There is a common belief that when children become adolescents they transform into out-of-control teens who take on crazy risks. However, this might not be entirely true.
An article published in Policy Insights from the Behavioral and Brain Sciences reviewed research into whether teenagers are actually more likely to take risks than children. Analyzing earlier, carefully controlled laboratory studies, the authors found that despite the common stereotypes, there was no real evidence to support the notion that teens have out-of-control brains.

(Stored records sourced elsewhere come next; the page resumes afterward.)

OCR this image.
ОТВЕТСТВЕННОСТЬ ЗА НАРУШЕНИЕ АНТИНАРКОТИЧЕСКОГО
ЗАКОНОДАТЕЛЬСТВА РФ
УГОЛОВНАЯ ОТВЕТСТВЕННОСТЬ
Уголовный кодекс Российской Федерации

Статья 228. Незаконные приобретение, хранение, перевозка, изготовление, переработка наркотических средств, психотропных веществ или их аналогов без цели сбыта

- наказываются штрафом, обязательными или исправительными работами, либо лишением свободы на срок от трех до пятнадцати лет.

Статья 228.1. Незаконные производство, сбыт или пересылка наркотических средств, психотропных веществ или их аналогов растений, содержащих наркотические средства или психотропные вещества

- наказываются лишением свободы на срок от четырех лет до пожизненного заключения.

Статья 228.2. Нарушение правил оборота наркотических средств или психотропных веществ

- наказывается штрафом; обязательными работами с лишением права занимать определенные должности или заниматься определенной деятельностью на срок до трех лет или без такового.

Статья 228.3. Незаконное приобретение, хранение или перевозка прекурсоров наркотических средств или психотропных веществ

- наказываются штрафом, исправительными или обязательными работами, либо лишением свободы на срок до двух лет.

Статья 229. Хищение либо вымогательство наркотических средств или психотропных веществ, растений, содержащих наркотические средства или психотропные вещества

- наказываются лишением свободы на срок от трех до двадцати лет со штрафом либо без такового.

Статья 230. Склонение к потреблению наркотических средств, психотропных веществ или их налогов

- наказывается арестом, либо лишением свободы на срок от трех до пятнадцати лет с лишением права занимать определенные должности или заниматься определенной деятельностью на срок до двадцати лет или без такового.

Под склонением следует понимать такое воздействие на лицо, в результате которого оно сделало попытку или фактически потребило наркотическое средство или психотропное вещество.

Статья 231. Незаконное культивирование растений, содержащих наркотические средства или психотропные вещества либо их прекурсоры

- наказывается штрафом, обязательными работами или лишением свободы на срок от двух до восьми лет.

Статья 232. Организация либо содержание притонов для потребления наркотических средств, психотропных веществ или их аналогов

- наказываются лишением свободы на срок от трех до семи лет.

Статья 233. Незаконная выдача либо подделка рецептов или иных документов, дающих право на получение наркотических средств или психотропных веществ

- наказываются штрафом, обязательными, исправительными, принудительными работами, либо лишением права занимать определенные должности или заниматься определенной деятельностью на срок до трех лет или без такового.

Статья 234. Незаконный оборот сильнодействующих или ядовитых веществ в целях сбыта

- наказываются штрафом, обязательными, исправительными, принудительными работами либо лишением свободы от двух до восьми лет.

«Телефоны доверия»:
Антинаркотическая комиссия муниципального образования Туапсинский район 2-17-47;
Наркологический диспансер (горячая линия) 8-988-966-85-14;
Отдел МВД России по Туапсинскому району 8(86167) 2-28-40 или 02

The study’s coauthor Dan Romer, research director at the Annenberg Public Policy Center at the University of Pennsylvania, believes that the stereotype is an old idea that neuroscientists recently used “to explain some of their early findings regarding brain development during adolescence.” He tells Parentology, “Prior to that, it was common to refer to hormones going out of control to explain teen risk-taking. So, whatever trend in research is popular gets used to explain this stereotype.”
While there is evidence that adolescents take on more dangerous things in the real world, Romer noted in the original study, “it’s not because they are intrinsically more risk-taking than children. The question is, what would account for the real-world difference?”
Real World Versus the Laboratory
In the laboratory studies, researchers asked participants if they were willing to take a risk to win more money or some other reward, or would they rather get a lower payoff but with more certainty. The research showed that early adolescents – kids ranging from 11 to 13 years old – were more likely to take greater risks in this setting than mid-to-late adolescents from 14 to 19. This goes against research that shows that real-world hazards and risks increase during adolescence.
Why the difference?
One theory is that parents watch over younger kids in the real world more than they do teenagers. Lead author Ivy N. Defoe, a recent postdoctoral fellow at the Annenberg Public Policy Center, notes that teens have greater exposure to physical risks than younger children. This is the age where they get to drive, and have access to alcohol and possibly other drugs.
“Teens are natural explorers and if parents are aware of that and can help them to do that in a safe manner, then we will all be better off,” Romer says. “A good example is graduated driving regulations that don’t allow teens to start driving independently until they’ve had some time driving with an adult to gain experience in a safe manner.”
Impact on Public Policy
Adolescents are less mature than adults, and they do make mistakes. But, as Romer states, “Greater recognition of teen immaturity can be supported without going so far as to say that the teen brain is incapable of self-control.”
Romer notes that when it comes to formulating public policy, age should be taken into consideration when kids take on unhealthy behavior such as smoking, or behavior that harms others. He says, “We should give teens the benefit of the doubt if they break laws and help them to avoid such behavior in the future. Teens are great learners and if they make mistakes they can quickly adjust.”